The new Mac-like ability to show thumbnails of documents and running programs is cute, but it doesn't always work--typical of a level of fit and finish that would be unacceptable from a cut-rate tailor. Only in Windowsland will you find howlers like a Safely Remove Hardware button for memory card readers that happen to be hardwired into your computer.
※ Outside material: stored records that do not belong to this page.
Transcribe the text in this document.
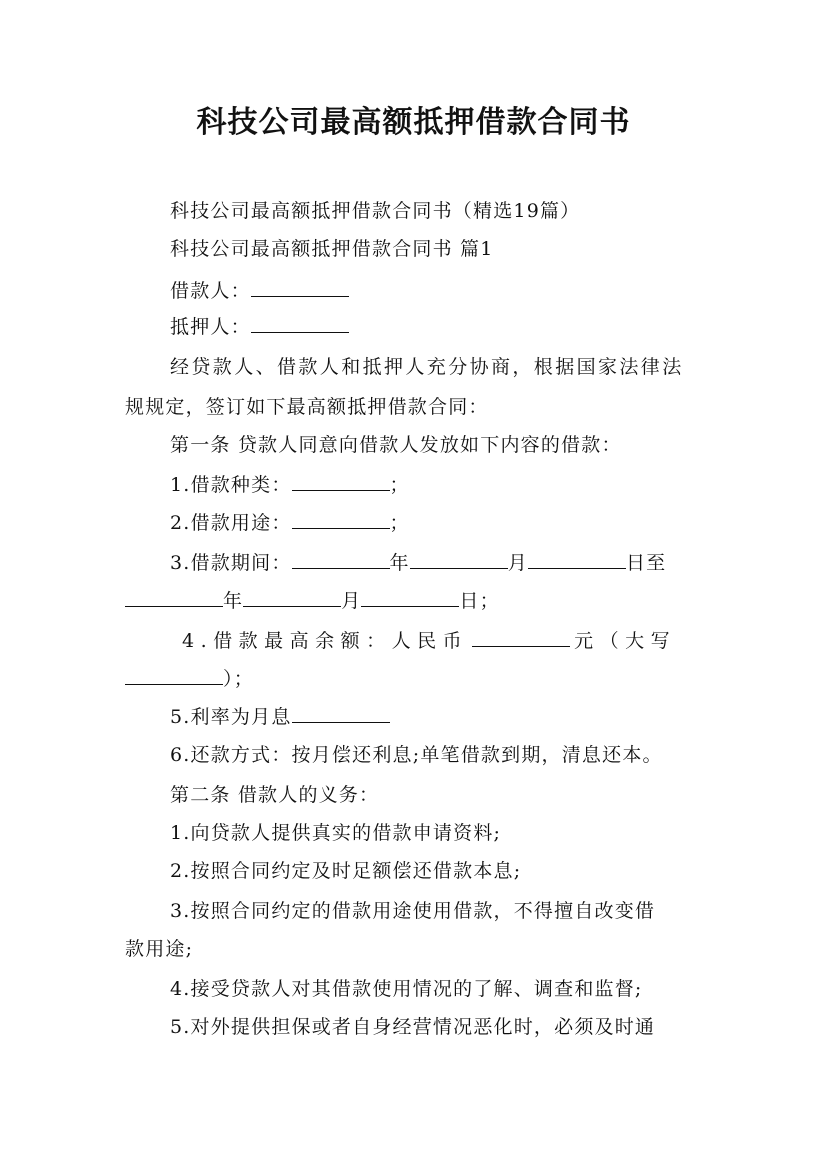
科技公司最高额抵押借款合同书
科技公司最高额抵押借款合同书（精选19篇）
科技公司最高额抵押借款合同书 篇1
借款人：
抵押人：
经贷款人、借款人和抵押人充分协商，根据国家法律法
规规定，签订如下最高额抵押借款合同：
第一条 贷款人同意向借款人发放如下内容的借款：
1.借款种类：	；
2.借款用途：	；
3.借款期间：	年	月	日至
年	月	日；
4.借款最高余额：人民币	元（大写
）；
5.利率为月息
6.还款方式：按月偿还利息;单笔借款到期，清息还本。
第二条 借款人的义务：
1.向贷款人提供真实的借款申请资料;
2.按照合同约定及时足额偿还借款本息;
3.按照合同约定的借款用途使用借款，不得擅自改变借
款用途;
4.接受贷款人对其借款使用情况的了解、调查和监督;
5.对外提供担保或者自身经营情况恶化时，必须及时通
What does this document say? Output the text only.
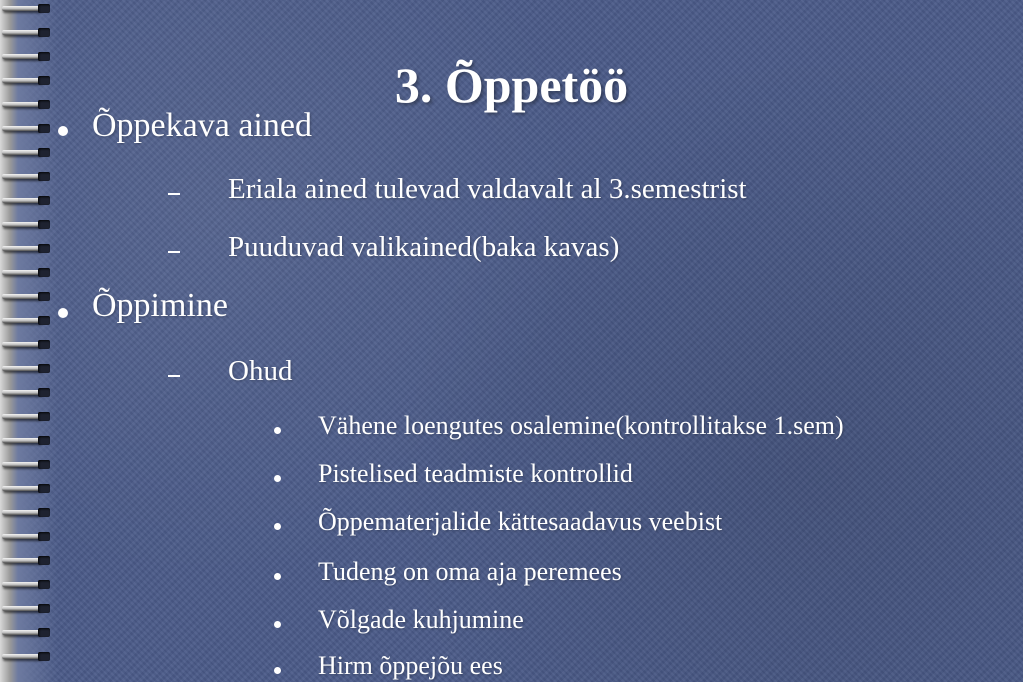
3. Õppetöö
Õppekava ained
Eriala ained tulevad valdavalt al 3.semestrist
Puuduvad valikained(baka kavas)
Õppimine
Ohud
Vähene loengutes osalemine(kontrollitakse 1.sem)
Pistelised teadmiste kontrollid
Õppematerjalide kättesaadavus veebist
Tudeng on oma aja peremees
Võlgade kuhjumine
Hirm õppejõu ees
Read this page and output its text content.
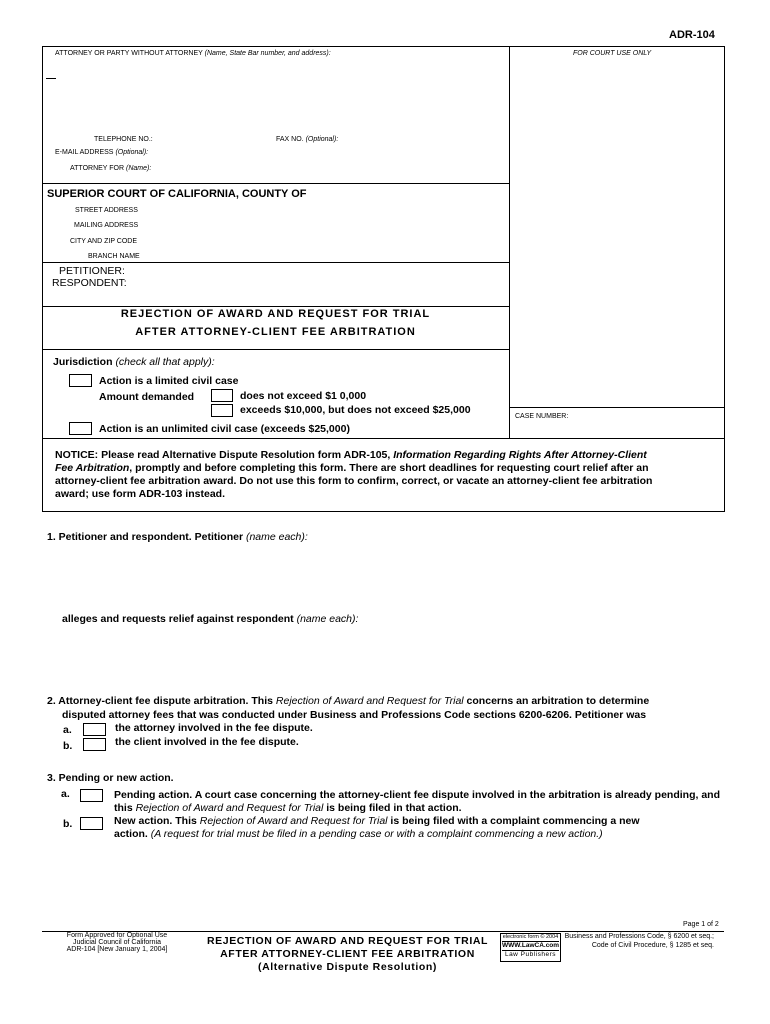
ADR-104
ATTORNEY OR PARTY WITHOUT ATTORNEY (Name, State Bar number, and address):	FOR COURT USE ONLY
TELEPHONE NO.:	FAX NO. (Optional):
E-MAIL ADDRESS (Optional):
ATTORNEY FOR (Name):
SUPERIOR COURT OF CALIFORNIA, COUNTY OF
STREET ADDRESS
MAILING ADDRESS
CITY AND ZIP CODE
BRANCH NAME
PETITIONER:
RESPONDENT:
REJECTION OF AWARD AND REQUEST FOR TRIAL
AFTER ATTORNEY-CLIENT FEE ARBITRATION
Jurisdiction (check all that apply):
Action is a limited civil case
Amount demanded	does not exceed $1 0,000
exceeds $10,000, but does not exceed $25,000
Action is an unlimited civil case (exceeds $25,000)
CASE NUMBER:
NOTICE: Please read Alternative Dispute Resolution form ADR-105, Information Regarding Rights After Attorney-Client
Fee Arbitration, promptly and before completing this form. There are short deadlines for requesting court relief after an
attorney-client fee arbitration award. Do not use this form to confirm, correct, or vacate an attorney-client fee arbitration
award; use form ADR-103 instead.
1. Petitioner and respondent. Petitioner (name each):
alleges and requests relief against respondent (name each):
2. Attorney-client fee dispute arbitration. This Rejection of Award and Request for Trial concerns an arbitration to determine
disputed attorney fees that was conducted under Business and Professions Code sections 6200-6206. Petitioner was
a.	the attorney involved in the fee dispute.
b.	the client involved in the fee dispute.
3. Pending or new action.
a.	Pending action. A court case concerning the attorney-client fee dispute involved in the arbitration is already pending, and
this Rejection of Award and Request for Trial is being filed in that action.
b.	New action. This Rejection of Award and Request for Trial is being filed with a complaint commencing a new
action. (A request for trial must be filed in a pending case or with a complaint commencing a new action.)
Page 1 of 2
Form Approved for Optional Use
Judicial Council of California
ADR-104 [New January 1, 2004]
REJECTION OF AWARD AND REQUEST FOR TRIAL
AFTER ATTORNEY-CLIENT FEE ARBITRATION
(Alternative Dispute Resolution)
electronic form © 2004
WWW.LawCA.com
Law Publishers
Business and Professions Code, § 6200 et seq.;
Code of Civil Procedure, § 1285 et seq.
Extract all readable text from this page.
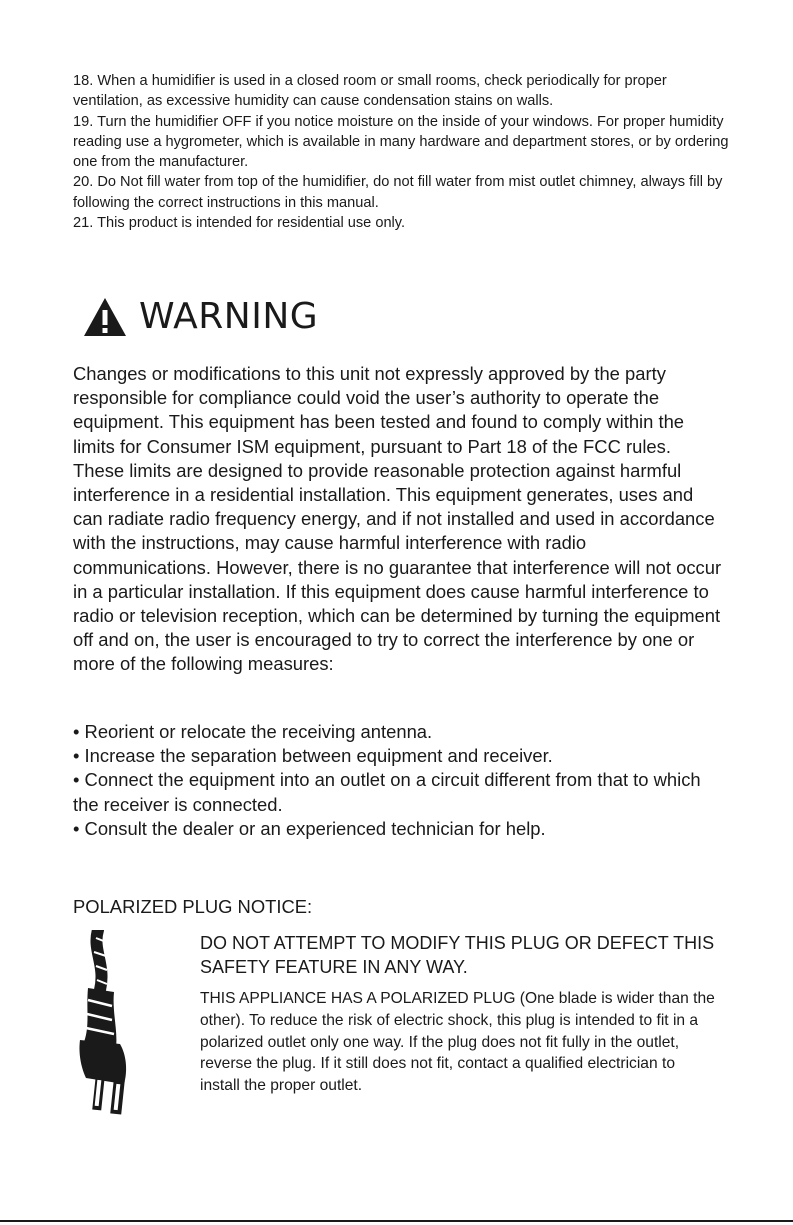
18. When a humidifier is used in a closed room or small rooms, check periodically for proper ventilation, as excessive humidity can cause condensation stains on walls.

19. Turn the humidifier OFF if you notice moisture on the inside of your windows. For proper humidity reading use a hygrometer, which is available in many hardware and department stores, or by ordering one from the manufacturer.

20. Do Not fill water from top of the humidifier, do not fill water from mist outlet chimney, always fill by following the correct instructions in this manual.

21. This product is intended for residential use only.

WARNING

Changes or modifications to this unit not expressly approved by the party responsible for compliance could void the user’s authority to operate the equipment. This equipment has been tested and found to comply within the limits for Consumer ISM equipment, pursuant to Part 18 of the FCC rules. These limits are designed to provide reasonable protection against harmful interference in a residential installation. This equipment generates, uses and can radiate radio frequency energy, and if not installed and used in accordance with the instructions, may cause harmful interference with radio communications. However, there is no guarantee that interference will not occur in a particular installation. If this equipment does cause harmful interference to radio or television reception, which can be determined by turning the equipment off and on, the user is encouraged to try to correct the interference by one or more of the following measures:

• Reorient or relocate the receiving antenna.
• Increase the separation between equipment and receiver.
• Connect the equipment into an outlet on a circuit different from that to which the receiver is connected.
• Consult the dealer or an experienced technician for help.
POLARIZED PLUG NOTICE:

DO NOT ATTEMPT TO MODIFY THIS PLUG OR DEFECT THIS SAFETY FEATURE IN ANY WAY.

THIS APPLIANCE HAS A POLARIZED PLUG (One blade is wider than the other). To reduce the risk of electric shock, this plug is intended to fit in a polarized outlet only one way. If the plug does not fit fully in the outlet, reverse the plug. If it still does not fit, contact a qualified electrician to install the proper outlet.
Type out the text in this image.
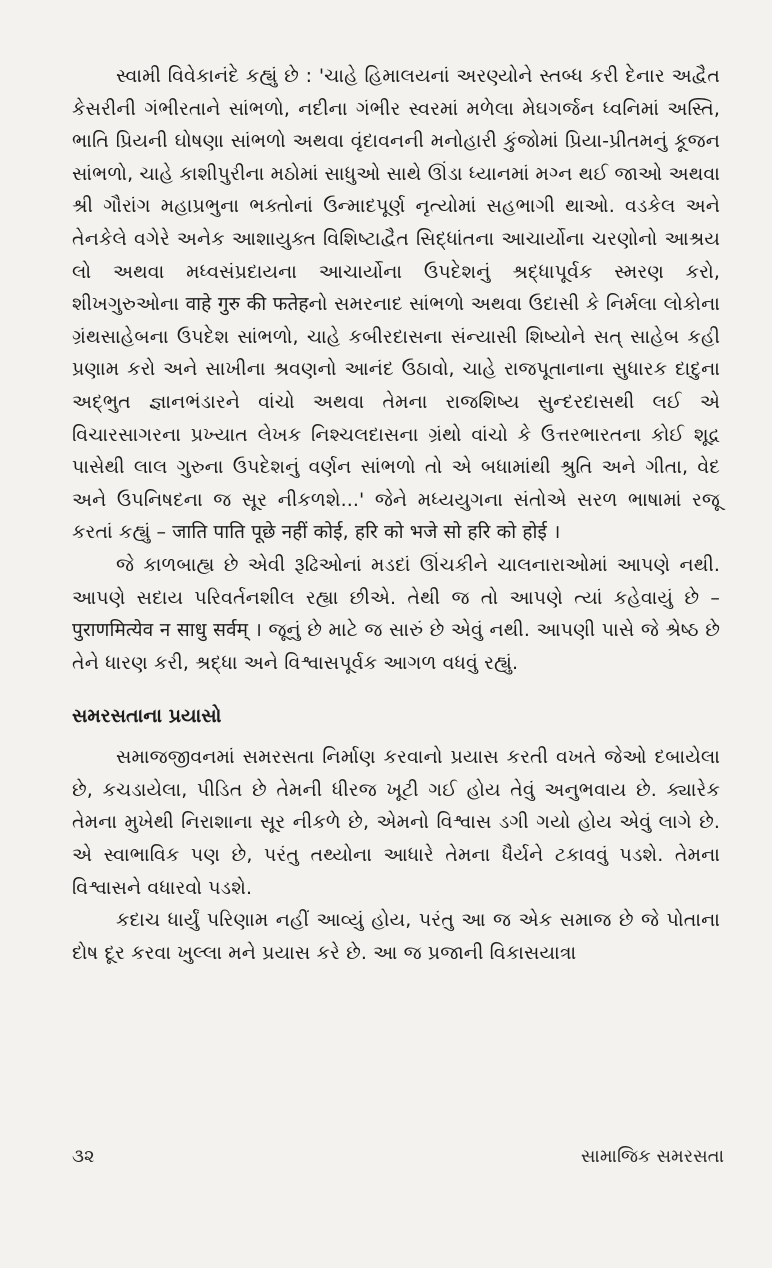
સ્વામી વિવેકાનંદે કહ્યું છે : 'ચાહે હિમાલયનાં અરણ્યોને સ્તબ્ધ કરી દેનાર અદ્વૈત કેસરીની ગંભીરતાને સાંભળો, નદીના ગંભીર સ્વરમાં મળેલા મેઘગર્જન ધ્વનિમાં અસ્તિ, ભાતિ પ્રિયની ઘોષણા સાંભળો અથવા વૃંદાવનની મનોહારી કુંજોમાં પ્રિયા-પ્રીતમનું કૂજન સાંભળો, ચાહે કાશીપુરીના મઠોમાં સાધુઓ સાથે ઊંડા ધ્યાનમાં મગ્ન થઈ જાઓ અથવા શ્રી ગૌરાંગ મહાપ્રભુના ભક્તોનાં ઉન્માદપૂર્ણ નૃત્યોમાં સહભાગી થાઓ. વડકેલ અને તેનકેલે વગેરે અનેક આશાયુક્ત વિશિષ્ટાદ્વૈત સિદ્ધાંતના આચાર્યોના ચરણોનો આશ્રય લો અથવા મધ્વસંપ્રદાયના આચાર્યોના ઉપદેશનું શ્રદ્ધાપૂર્વક સ્મરણ કરો, શીખગુરુઓના वाहे गुरु की फतेहનો સમરનાદ સાંભળો અથવા ઉદાસી કે નિર્મલા લોકોના ગ્રંથસાહેબના ઉપદેશ સાંભળો, ચાહે કબીરદાસના સંન્યાસી શિષ્યોને સત્ સાહેબ કહી પ્રણામ કરો અને સાખીના શ્રવણનો આનંદ ઉઠાવો, ચાહે રાજપૂતાનાના સુધારક દાદુના અદ્ભુત જ્ઞાનભંડારને વાંચો અથવા તેમના રાજશિષ્ય સુન્દરદાસથી લઈ એ વિચારસાગરના પ્રખ્યાત લેખક નિશ્ચલદાસના ગ્રંથો વાંચો કે ઉત્તરભારતના કોઈ શૂદ્ર પાસેથી લાલ ગુરુના ઉપદેશનું વર્ણન સાંભળો તો એ બધામાંથી શ્રુતિ અને ગીતા, વેદ અને ઉપનિષદના જ સૂર નીકળશે...' જેને મધ્યયુગના સંતોએ સરળ ભાષામાં રજૂ કરતાં કહ્યું – जाति पाति पूछे नहीं कोई, हरि को भजे सो हरि को होई ।

જે કાળબાહ્ય છે એવી રૂઢિઓનાં મડદાં ઊંચકીને ચાલનારાઓમાં આપણે નથી. આપણે સદાય પરિવર્તનશીલ રહ્યા છીએ. તેથી જ તો આપણે ત્યાં કહેવાયું છે – पुराणमित्येव न साधु सर्वम् । જૂનું છે માટે જ સારું છે એવું નથી. આપણી પાસે જે શ્રેષ્ઠ છે તેને ધારણ કરી, શ્રદ્ધા અને વિશ્વાસપૂર્વક આગળ વધવું રહ્યું.

સમરસતાના પ્રયાસો

સમાજજીવનમાં સમરસતા નિર્માણ કરવાનો પ્રયાસ કરતી વખતે જેઓ દબાયેલા છે, કચડાયેલા, પીડિત છે તેમની ધીરજ ખૂટી ગઈ હોય તેવું અનુભવાય છે. ક્યારેક તેમના મુખેથી નિરાશાના સૂર નીકળે છે, એમનો વિશ્વાસ ડગી ગયો હોય એવું લાગે છે. એ સ્વાભાવિક પણ છે, પરંતુ તથ્યોના આધારે તેમના ધૈર્યને ટકાવવું પડશે. તેમના વિશ્વાસને વધારવો પડશે.

કદાચ ધાર્યું પરિણામ નહીં આવ્યું હોય, પરંતુ આ જ એક સમાજ છે જે પોતાના દોષ દૂર કરવા ખુલ્લા મને પ્રયાસ કરે છે. આ જ પ્રજાની વિકાસયાત્રા

૩૨	સામાજિક સમરસતા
Should you upgrade your current machine? Are you nuts? Upgrading is almost always a royal pain. Many older boxes are too wimpy for Vista, and a "Vista-ready" unit Microsoft upgraded for me could see my wireless network but not connect to it. The diagnostics helpfully reported "Wireless association failed due to an unknown reason" and suggested I consult my "network administrator"--me. Yet I've connected dozens of things to that network, including other Vista machines, a PlayStation 3 and Microsoft's own Xbox 360.
My recommendation: Don't even consider updating an old machine to Vista, period. And unless you absolutely must, don't buy a new one with Vista until the inevitable Service Pack 1 [a.k.a. Festival o' Fixes] arrives to combat horrors as yet unknown.
As Bill Gates winds down his roles at Microsoft, Windows Vista may be the chief software architect's swan song. It's a shame his legacy is something so utterly unimaginative, internally discordant and woefully out of tune.